Immigration and slavery have been dominant issues in political circles and the media in recent years as have narratives of white supremacy and U.S. exceptionalism. During the fall semester, first-year students had an opportunity not only to examine these topics throughout U.S. history, but also to collect oral histories that brought some of the issues to life.
The students in Assistant Professor of History Celeste Day Moore’s Great Migrations class interviewed 16 faculty and staff members to explore their personal stories of migration and immigration. “The students noted that these interviews not only deepened their understanding of migration history, but also helped them build links in our community in a very challenging time,” Moore said.
In addition to reviewing a wide range of secondary and primary source material on race, gender, and power in oral history, students were trained in how to collect oral histories, how to obtain consent, and how to craft and ask questions. Moore solicited volunteers, and 40 staff and faculty members offered to be interviewed.
“The students had to deal with ethical dimensions and with their subjects’ comfort, which obviously was altered by the formality of the interviews,” Moore explained. “By the time [students] got to the interviews, they were well acquainted not only with best practices in the field, but had also had a great deal of respect for the many necessary steps required to conduct thoughtful and thorough interviews.”
Bonnie Urciuoli, the Leonard C. Ferguson Professor of Anthropology Emerita, was interviewed by Phoebe Leonard ’24. “I had a very enjoyable time answering the questions.
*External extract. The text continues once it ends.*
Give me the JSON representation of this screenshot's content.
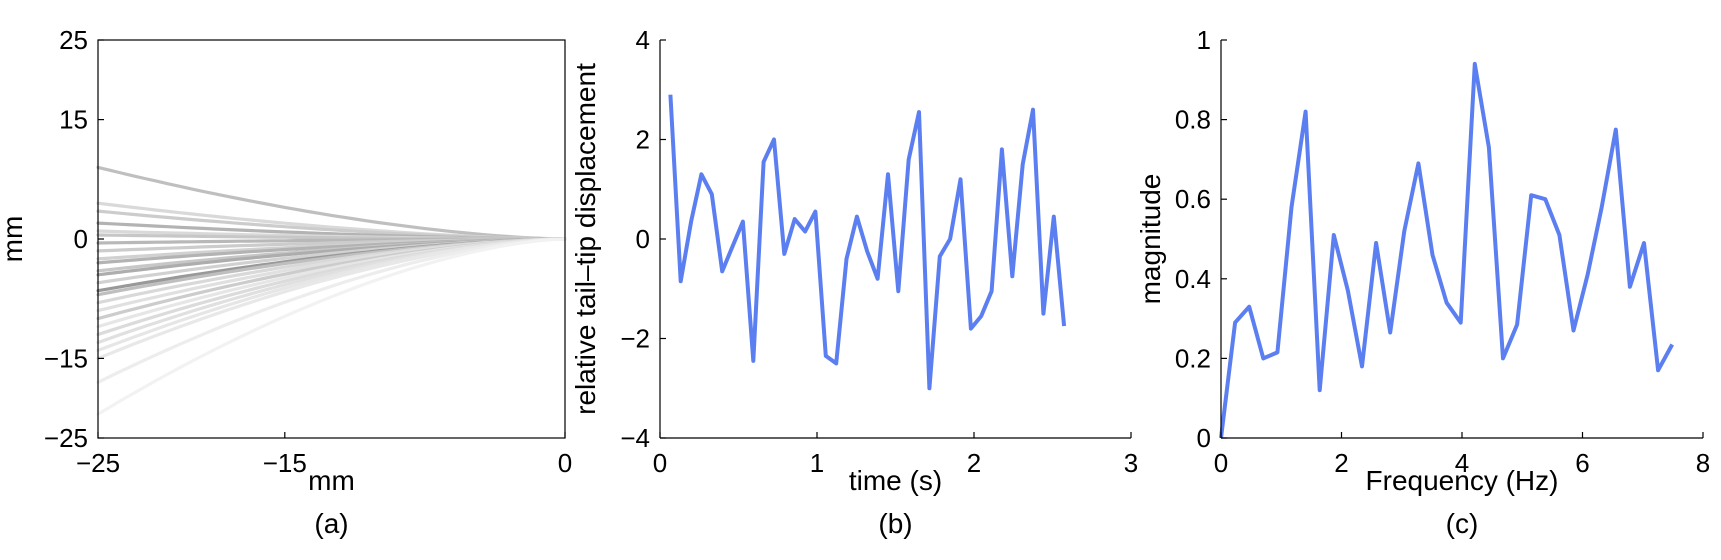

I really do love talking about my family’s history, and the biggest problem we had was that we only had an hour on Zoom, and I could have happily talked for twice that,” Urciuoli said.
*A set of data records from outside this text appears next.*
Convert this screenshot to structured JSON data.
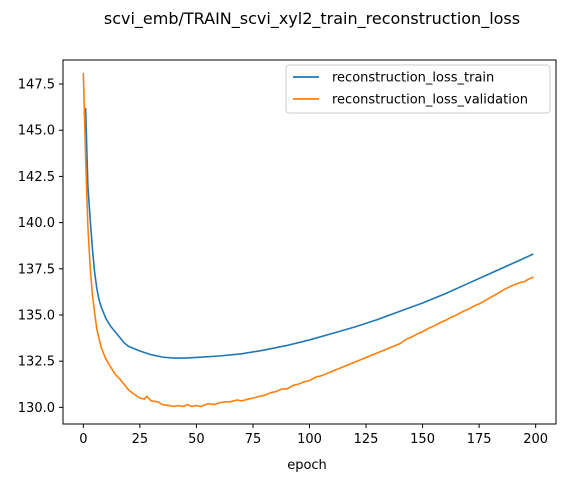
{
  "chart_data": {
    "type": "line",
    "title": "scvi_emb/TRAIN_scvi_xyl2_train_reconstruction_loss",
    "xlabel": "epoch",
    "ylabel": "",
    "xlim": [
      -9,
      209
    ],
    "ylim": [
      129.1,
      148.8
    ],
    "x_ticks": [
      0,
      25,
      50,
      75,
      100,
      125,
      150,
      175,
      200
    ],
    "y_ticks": [
      130.0,
      132.5,
      135.0,
      137.5,
      140.0,
      142.5,
      145.0,
      147.5
    ],
    "y_tick_labels": [
      "130.0",
      "132.5",
      "135.0",
      "137.5",
      "140.0",
      "142.5",
      "145.0",
      "147.5"
    ],
    "grid": false,
    "legend_position": "upper-right",
    "series": [
      {
        "name": "reconstruction_loss_train",
        "color": "#1f77b4",
        "x": [
          1,
          2,
          3,
          4,
          5,
          6,
          7,
          8,
          10,
          12,
          14,
          16,
          18,
          20,
          25,
          30,
          35,
          40,
          45,
          50,
          60,
          70,
          80,
          90,
          100,
          110,
          120,
          130,
          140,
          150,
          160,
          170,
          180,
          190,
          199
        ],
        "y": [
          146.2,
          142.0,
          140.2,
          138.6,
          137.3,
          136.4,
          135.8,
          135.4,
          134.8,
          134.4,
          134.1,
          133.8,
          133.5,
          133.3,
          133.05,
          132.85,
          132.72,
          132.67,
          132.67,
          132.7,
          132.78,
          132.9,
          133.1,
          133.35,
          133.65,
          134.0,
          134.35,
          134.75,
          135.2,
          135.65,
          136.15,
          136.7,
          137.25,
          137.8,
          138.3
        ]
      },
      {
        "name": "reconstruction_loss_validation",
        "color": "#ff7f0e",
        "x": [
          0,
          1,
          2,
          3,
          4,
          5,
          6,
          7,
          8,
          10,
          12,
          14,
          16,
          18,
          20,
          22,
          25,
          27,
          28,
          30,
          33,
          35,
          38,
          40,
          42,
          44,
          46,
          48,
          50,
          52,
          55,
          58,
          60,
          63,
          65,
          68,
          70,
          73,
          75,
          78,
          80,
          83,
          85,
          88,
          90,
          93,
          95,
          98,
          100,
          103,
          105,
          108,
          110,
          113,
          115,
          118,
          120,
          123,
          125,
          128,
          130,
          133,
          135,
          138,
          140,
          143,
          145,
          148,
          150,
          153,
          155,
          158,
          160,
          163,
          165,
          168,
          170,
          173,
          175,
          178,
          180,
          183,
          185,
          188,
          190,
          193,
          195,
          197,
          199
        ],
        "y": [
          148.1,
          143.5,
          139.8,
          137.6,
          136.1,
          135.1,
          134.2,
          133.7,
          133.2,
          132.6,
          132.2,
          131.8,
          131.55,
          131.25,
          130.95,
          130.75,
          130.5,
          130.45,
          130.6,
          130.35,
          130.3,
          130.15,
          130.1,
          130.05,
          130.1,
          130.05,
          130.15,
          130.05,
          130.1,
          130.05,
          130.2,
          130.15,
          130.25,
          130.3,
          130.3,
          130.4,
          130.35,
          130.45,
          130.5,
          130.6,
          130.65,
          130.8,
          130.85,
          131.0,
          131.0,
          131.2,
          131.25,
          131.4,
          131.45,
          131.65,
          131.7,
          131.85,
          131.95,
          132.1,
          132.2,
          132.35,
          132.45,
          132.6,
          132.7,
          132.85,
          132.95,
          133.1,
          133.2,
          133.35,
          133.45,
          133.7,
          133.8,
          134.0,
          134.1,
          134.3,
          134.4,
          134.6,
          134.7,
          134.9,
          135.0,
          135.2,
          135.3,
          135.5,
          135.6,
          135.8,
          135.95,
          136.15,
          136.3,
          136.5,
          136.6,
          136.75,
          136.8,
          136.95,
          137.05
        ]
      }
    ]
  }
}
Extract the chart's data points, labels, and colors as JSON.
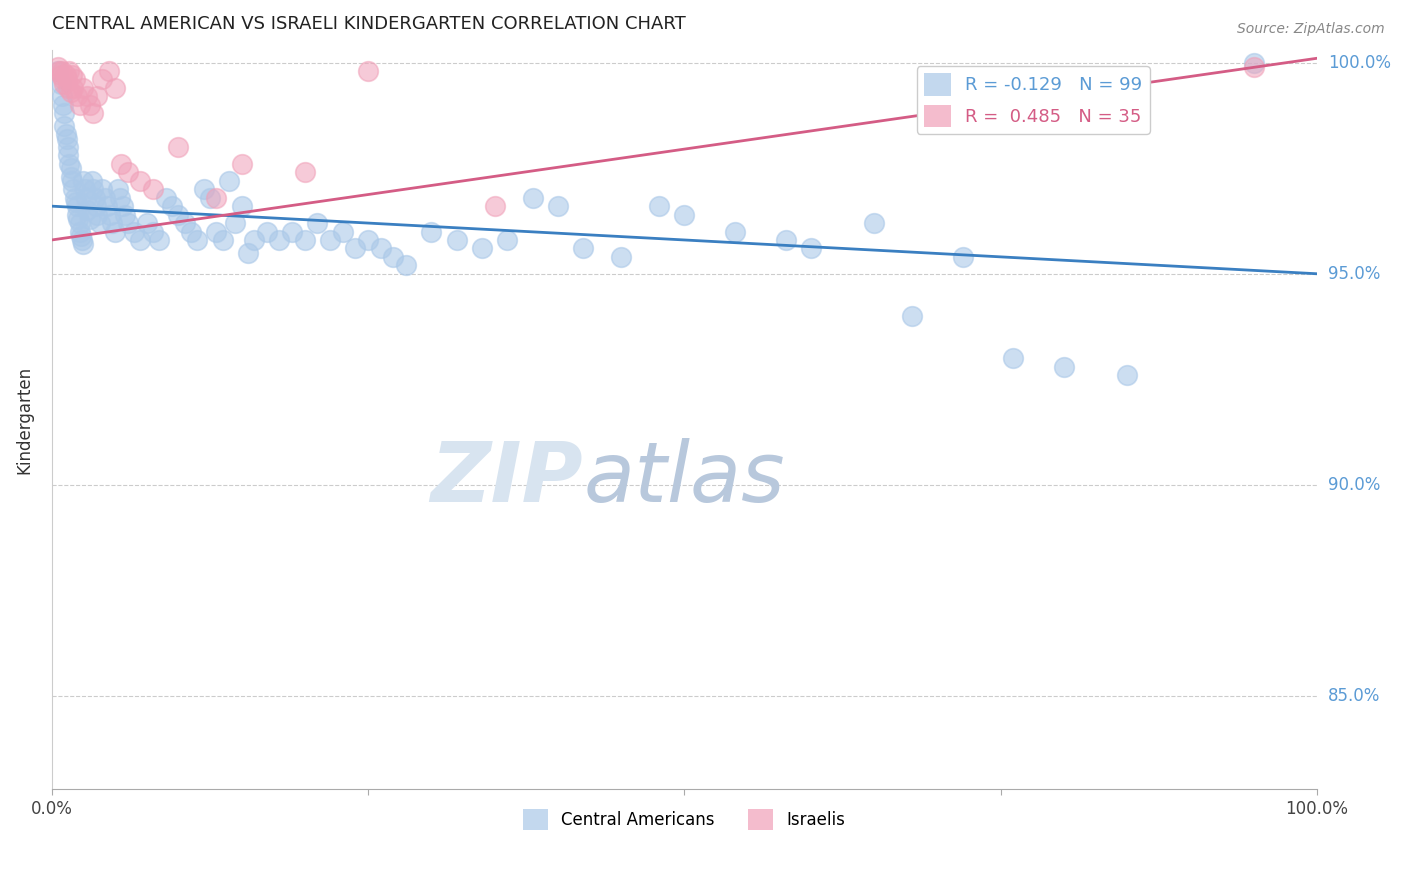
{
  "title": "CENTRAL AMERICAN VS ISRAELI KINDERGARTEN CORRELATION CHART",
  "source": "Source: ZipAtlas.com",
  "ylabel": "Kindergarten",
  "xlim": [
    0,
    1
  ],
  "ylim": [
    0.828,
    1.003
  ],
  "yticks": [
    0.85,
    0.9,
    0.95,
    1.0
  ],
  "ytick_labels": [
    "85.0%",
    "90.0%",
    "95.0%",
    "100.0%"
  ],
  "xticks": [
    0.0,
    0.25,
    0.5,
    0.75,
    1.0
  ],
  "xtick_labels": [
    "0.0%",
    "",
    "",
    "",
    "100.0%"
  ],
  "legend_blue_label": "R = -0.129   N = 99",
  "legend_pink_label": "R =  0.485   N = 35",
  "ca_legend": "Central Americans",
  "is_legend": "Israelis",
  "blue_color": "#aac8e8",
  "pink_color": "#f0a0b8",
  "blue_line_color": "#3a7fc1",
  "pink_line_color": "#d45c85",
  "watermark_zip": "ZIP",
  "watermark_atlas": "atlas",
  "watermark_color": "#d8e4f0",
  "watermark_atlas_color": "#b8c8dc",
  "blue_trend_start_y": 0.966,
  "blue_trend_end_y": 0.95,
  "pink_trend_start_x": 0.0,
  "pink_trend_start_y": 0.958,
  "pink_trend_end_x": 1.0,
  "pink_trend_end_y": 1.001,
  "ca_points": [
    [
      0.005,
      0.998
    ],
    [
      0.007,
      0.995
    ],
    [
      0.008,
      0.992
    ],
    [
      0.009,
      0.99
    ],
    [
      0.01,
      0.988
    ],
    [
      0.01,
      0.985
    ],
    [
      0.011,
      0.983
    ],
    [
      0.012,
      0.982
    ],
    [
      0.013,
      0.98
    ],
    [
      0.013,
      0.978
    ],
    [
      0.014,
      0.976
    ],
    [
      0.015,
      0.975
    ],
    [
      0.015,
      0.973
    ],
    [
      0.016,
      0.972
    ],
    [
      0.017,
      0.97
    ],
    [
      0.018,
      0.968
    ],
    [
      0.019,
      0.967
    ],
    [
      0.02,
      0.966
    ],
    [
      0.02,
      0.964
    ],
    [
      0.021,
      0.963
    ],
    [
      0.022,
      0.962
    ],
    [
      0.022,
      0.96
    ],
    [
      0.023,
      0.959
    ],
    [
      0.024,
      0.958
    ],
    [
      0.025,
      0.957
    ],
    [
      0.025,
      0.972
    ],
    [
      0.026,
      0.97
    ],
    [
      0.027,
      0.968
    ],
    [
      0.028,
      0.965
    ],
    [
      0.03,
      0.963
    ],
    [
      0.032,
      0.972
    ],
    [
      0.033,
      0.97
    ],
    [
      0.034,
      0.968
    ],
    [
      0.035,
      0.966
    ],
    [
      0.036,
      0.964
    ],
    [
      0.038,
      0.962
    ],
    [
      0.04,
      0.97
    ],
    [
      0.042,
      0.968
    ],
    [
      0.044,
      0.966
    ],
    [
      0.046,
      0.964
    ],
    [
      0.048,
      0.962
    ],
    [
      0.05,
      0.96
    ],
    [
      0.052,
      0.97
    ],
    [
      0.054,
      0.968
    ],
    [
      0.056,
      0.966
    ],
    [
      0.058,
      0.964
    ],
    [
      0.06,
      0.962
    ],
    [
      0.065,
      0.96
    ],
    [
      0.07,
      0.958
    ],
    [
      0.075,
      0.962
    ],
    [
      0.08,
      0.96
    ],
    [
      0.085,
      0.958
    ],
    [
      0.09,
      0.968
    ],
    [
      0.095,
      0.966
    ],
    [
      0.1,
      0.964
    ],
    [
      0.105,
      0.962
    ],
    [
      0.11,
      0.96
    ],
    [
      0.115,
      0.958
    ],
    [
      0.12,
      0.97
    ],
    [
      0.125,
      0.968
    ],
    [
      0.13,
      0.96
    ],
    [
      0.135,
      0.958
    ],
    [
      0.14,
      0.972
    ],
    [
      0.145,
      0.962
    ],
    [
      0.15,
      0.966
    ],
    [
      0.155,
      0.955
    ],
    [
      0.16,
      0.958
    ],
    [
      0.17,
      0.96
    ],
    [
      0.18,
      0.958
    ],
    [
      0.19,
      0.96
    ],
    [
      0.2,
      0.958
    ],
    [
      0.21,
      0.962
    ],
    [
      0.22,
      0.958
    ],
    [
      0.23,
      0.96
    ],
    [
      0.24,
      0.956
    ],
    [
      0.25,
      0.958
    ],
    [
      0.26,
      0.956
    ],
    [
      0.27,
      0.954
    ],
    [
      0.28,
      0.952
    ],
    [
      0.3,
      0.96
    ],
    [
      0.32,
      0.958
    ],
    [
      0.34,
      0.956
    ],
    [
      0.36,
      0.958
    ],
    [
      0.38,
      0.968
    ],
    [
      0.4,
      0.966
    ],
    [
      0.42,
      0.956
    ],
    [
      0.45,
      0.954
    ],
    [
      0.48,
      0.966
    ],
    [
      0.5,
      0.964
    ],
    [
      0.54,
      0.96
    ],
    [
      0.58,
      0.958
    ],
    [
      0.6,
      0.956
    ],
    [
      0.65,
      0.962
    ],
    [
      0.68,
      0.94
    ],
    [
      0.72,
      0.954
    ],
    [
      0.76,
      0.93
    ],
    [
      0.8,
      0.928
    ],
    [
      0.85,
      0.926
    ],
    [
      0.95,
      1.0
    ]
  ],
  "is_points": [
    [
      0.005,
      0.999
    ],
    [
      0.006,
      0.998
    ],
    [
      0.007,
      0.997
    ],
    [
      0.008,
      0.998
    ],
    [
      0.009,
      0.996
    ],
    [
      0.01,
      0.995
    ],
    [
      0.011,
      0.997
    ],
    [
      0.012,
      0.996
    ],
    [
      0.013,
      0.994
    ],
    [
      0.014,
      0.998
    ],
    [
      0.015,
      0.993
    ],
    [
      0.016,
      0.997
    ],
    [
      0.017,
      0.994
    ],
    [
      0.018,
      0.996
    ],
    [
      0.02,
      0.992
    ],
    [
      0.022,
      0.99
    ],
    [
      0.025,
      0.994
    ],
    [
      0.028,
      0.992
    ],
    [
      0.03,
      0.99
    ],
    [
      0.033,
      0.988
    ],
    [
      0.036,
      0.992
    ],
    [
      0.04,
      0.996
    ],
    [
      0.045,
      0.998
    ],
    [
      0.05,
      0.994
    ],
    [
      0.055,
      0.976
    ],
    [
      0.06,
      0.974
    ],
    [
      0.07,
      0.972
    ],
    [
      0.08,
      0.97
    ],
    [
      0.1,
      0.98
    ],
    [
      0.13,
      0.968
    ],
    [
      0.15,
      0.976
    ],
    [
      0.2,
      0.974
    ],
    [
      0.25,
      0.998
    ],
    [
      0.35,
      0.966
    ],
    [
      0.95,
      0.999
    ]
  ]
}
The professor added that, in talking with Leonard, she realized how her family history was so “normal” for middle-class white kids when and where she grew up in Syracuse in the 1950s and 1960s. “Around the time Kennedy ran for president, I remember hearing that Catholics were considered a minority,” Urciuoli said. “I was so surprised since it seemed like everyone I knew was Catholic — lots of Italians and Poles where I grew up.”
Leonard said that “seeing how much information the interviewees had inspired me to learn more about my own family. The most interesting thing I learned in the interview process was how much the person conducting the interview can control the outcome of the interview and the importance of this role.”
Patrick Reynolds, the Stephen Harper Kirner Chair in Biology and another interviewee, sees the course as having great potential to connect students’ experiences with those of faculty members as well as to contemporary political issues. He spoke with Waleed Nisar ’24.
“I had a great conversation with Waleed in which he asked me about my family’s immigration history, and we compared histories between our families” Reynolds said. “It was an interesting conversation for me because of the contrast between Waleed’s family’s relatively recent immigration to the U.S. and my family’s repeated immigration over several generations.”
Nisar said he was surprised with how many personal stories Reynolds shared and how willing he was to share them. Making those connections was, after all, an important goal of the course. “In a semester where we were all so isolated, this was an opportunity for students to meet people in a different way, reaffirming the Hamilton community,” Moore said.